La compagnia Aeroitalia precisa che i passeggeri erano informati del ritardo del volo per Olbia.
L’episodio del ritardo che ha coinvolto il volo di Aeroitalia Roma-Olbia, ha scatenato diverse polemiche. La compagnia ha fatto delle precisazioni sulla vicenda e ha reso noto che il pilota aveva informato i passeggeri sui motivi del ritardo di circa 2 ore.
L’eruzione dell’Etna e la chiusura dello scalo di Catania.
C’è l’eruzione dell’Etna e la chiusura dell’aeroporto di Catania dietro il ritardo del volo, precisa la compagnia Aeroitalia. La decisione ha comportato così problematiche al traffico aereo in Sicilia, con voli cancellati e ritardi.
Tra i passeggeri c’erano anche alcune persone di Olbia, che sarebbero dovuti tornare dall’Isola, arrivando con un volo a Roma per poi prendere l’aereo dell’Aeroitalia. ”Il volo in questione ha atteso oltretutto 15 olbiesi sempre dalla Sicilia, affinché tornassero a casa, essendo quello l’ultimo volo. Il tutto sempre negli interessi dei passeggeri”, ha precisato la compagnia.
I disagi negli aeroporti italiani.
L’Etna, il vulcano più attivo d’Europa, ha iniziato una nuova eruzione l’8 febbraio 2025, con una bocca effusiva apertasi alla base del cratere Bocca Nuova a circa 3.050 metri di altitudine. Il 16 febbraio 2025, l’eruzione dell’Etna ha causato significativi disagi all’aeroporto di Catania.
In mattinata, l’Unità di crisi ha disposto la chiusura immediata dei settori aerei a Sud e Sud-Ovest del vulcano, interrompendo tutti i voli in arrivo fino alle 19. Solo le partenze degli aeromobili già presenti in aeroporto sono state consentite. I passeggeri sono stati invitati a verificare lo stato del proprio volo con la compagnia aerea prima di recarsi in aeroporto.
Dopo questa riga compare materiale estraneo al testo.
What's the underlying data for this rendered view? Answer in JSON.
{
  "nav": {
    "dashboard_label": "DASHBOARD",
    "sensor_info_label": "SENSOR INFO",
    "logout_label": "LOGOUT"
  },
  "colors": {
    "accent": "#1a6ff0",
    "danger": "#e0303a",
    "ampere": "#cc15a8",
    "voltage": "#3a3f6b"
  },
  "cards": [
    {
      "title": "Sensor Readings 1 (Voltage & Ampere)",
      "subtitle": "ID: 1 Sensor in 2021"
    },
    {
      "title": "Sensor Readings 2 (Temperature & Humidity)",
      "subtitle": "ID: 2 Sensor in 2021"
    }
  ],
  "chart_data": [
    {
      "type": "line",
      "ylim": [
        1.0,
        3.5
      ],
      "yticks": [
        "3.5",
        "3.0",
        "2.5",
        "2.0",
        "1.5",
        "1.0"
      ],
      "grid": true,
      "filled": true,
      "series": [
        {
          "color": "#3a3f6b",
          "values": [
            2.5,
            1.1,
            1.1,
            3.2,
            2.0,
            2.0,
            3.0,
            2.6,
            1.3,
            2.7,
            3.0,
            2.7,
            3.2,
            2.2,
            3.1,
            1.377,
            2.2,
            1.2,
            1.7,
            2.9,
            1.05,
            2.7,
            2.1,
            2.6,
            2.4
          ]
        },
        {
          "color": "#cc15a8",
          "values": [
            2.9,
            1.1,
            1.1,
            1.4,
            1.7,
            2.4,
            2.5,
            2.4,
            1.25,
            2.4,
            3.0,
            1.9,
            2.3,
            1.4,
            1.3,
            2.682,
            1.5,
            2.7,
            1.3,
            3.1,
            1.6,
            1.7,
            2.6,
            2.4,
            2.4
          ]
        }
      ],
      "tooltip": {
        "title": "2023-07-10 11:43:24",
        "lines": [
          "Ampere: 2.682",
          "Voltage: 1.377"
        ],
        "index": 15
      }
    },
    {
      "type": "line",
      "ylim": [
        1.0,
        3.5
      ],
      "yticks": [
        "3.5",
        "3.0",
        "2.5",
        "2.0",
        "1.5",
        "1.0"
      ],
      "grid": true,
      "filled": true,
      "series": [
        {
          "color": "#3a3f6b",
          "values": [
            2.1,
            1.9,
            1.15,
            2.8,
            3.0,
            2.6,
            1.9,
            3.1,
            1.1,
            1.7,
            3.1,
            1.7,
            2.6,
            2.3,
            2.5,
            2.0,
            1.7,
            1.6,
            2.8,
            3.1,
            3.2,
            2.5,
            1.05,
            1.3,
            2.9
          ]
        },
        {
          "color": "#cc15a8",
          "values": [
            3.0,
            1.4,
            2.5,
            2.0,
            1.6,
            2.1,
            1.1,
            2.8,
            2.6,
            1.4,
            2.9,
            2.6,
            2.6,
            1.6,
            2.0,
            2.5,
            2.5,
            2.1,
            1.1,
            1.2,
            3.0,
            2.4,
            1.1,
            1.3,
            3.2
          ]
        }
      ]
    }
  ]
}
Nel corso della giornata, la situazione è rimasta critica. La cenere vulcanica ha continuato a creare problemi, portando alla chiusura degli spazi aerei a Sud-Est del vulcano fino alle 22:30. Di conseguenza, numerosi voli sono stati dirottati verso l’aeroporto di Palermo, mentre altri sono stati cancellati.
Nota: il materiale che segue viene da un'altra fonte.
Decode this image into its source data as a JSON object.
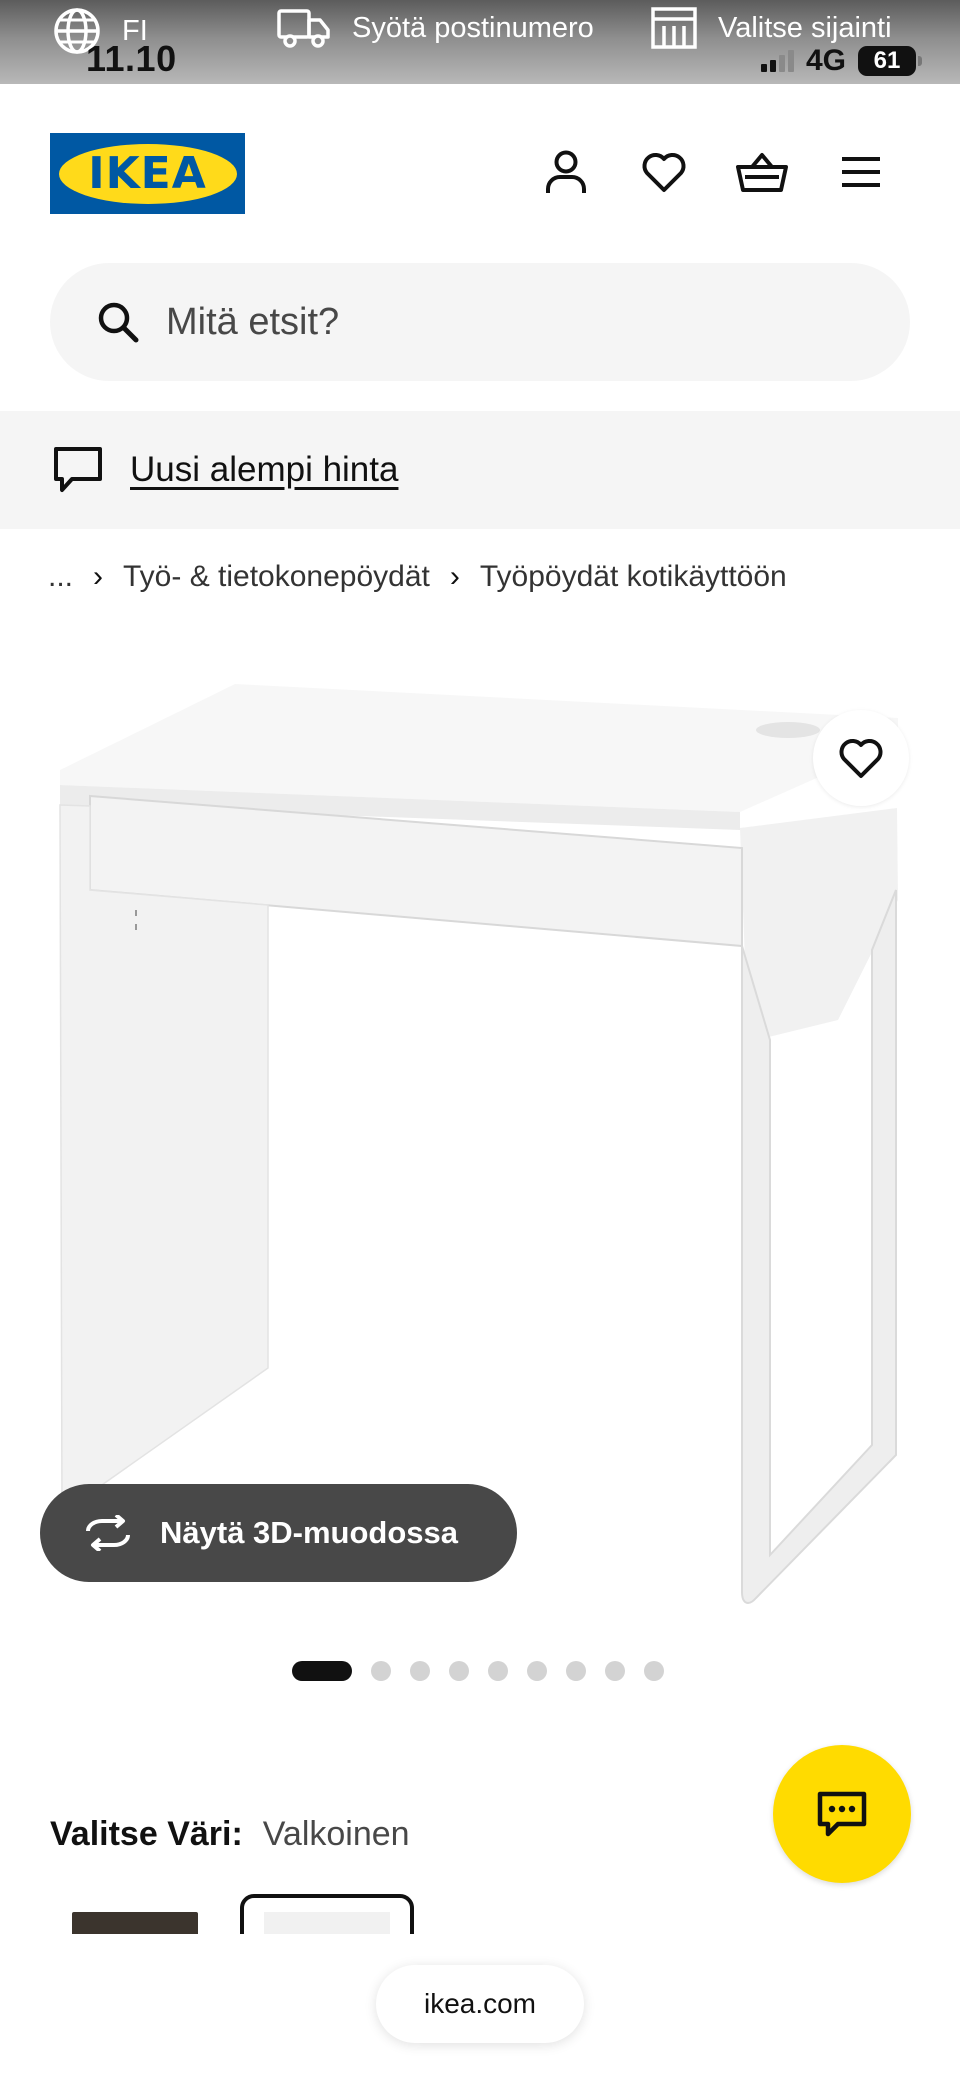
{
  "status_bar": {
    "language": "FI",
    "time": "11.10",
    "postcode_label": "Syötä postinumero",
    "location_label": "Valitse sijainti",
    "network": "4G",
    "battery": "61"
  },
  "header": {
    "logo_text": "IKEA",
    "icons": [
      "account-icon",
      "heart-icon",
      "basket-icon",
      "menu-icon"
    ]
  },
  "search": {
    "placeholder": "Mitä etsit?"
  },
  "banner": {
    "link_text": "Uusi alempi hinta"
  },
  "breadcrumb": {
    "ellipsis": "...",
    "items": [
      "Työ- & tietokonepöydät",
      "Työpöydät kotikäyttöön"
    ]
  },
  "product_image": {
    "view_3d_label": "Näytä 3D-muodossa",
    "slide_count": 9,
    "active_slide": 1
  },
  "color_chooser": {
    "label": "Valitse Väri:",
    "selected": "Valkoinen"
  },
  "browser": {
    "url": "ikea.com"
  },
  "colors": {
    "ikea_blue": "#0058a3",
    "ikea_yellow": "#ffda1a",
    "chat_yellow": "#ffdb00",
    "dark_button": "#484848",
    "light_grey": "#f5f5f5"
  }
}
Il 17 febbraio, le attività aeree hanno iniziato a riprendere gradualmente. L’Unità di crisi ha disposto la riapertura di alcuni spazi aerei precedentemente chiusi, consentendo un parziale ripristino dei voli in arrivo. Tuttavia, i passeggeri sono stati ancora una volta esortati a verificare lo stato del proprio volo prima di recarsi in aeroporto.
Al 18 febbraio, l’aeroporto di Catania ha ripreso le operazioni regolari, con tutti i settori riaperti e le attività di volo tornate alla normalità. La SAC, società di gestione dello scalo, ha comunicato che l’Unità di crisi ha disposto la riapertura degli spazi aerei a Est del vulcano, permettendo il ripristino delle normali operazioni.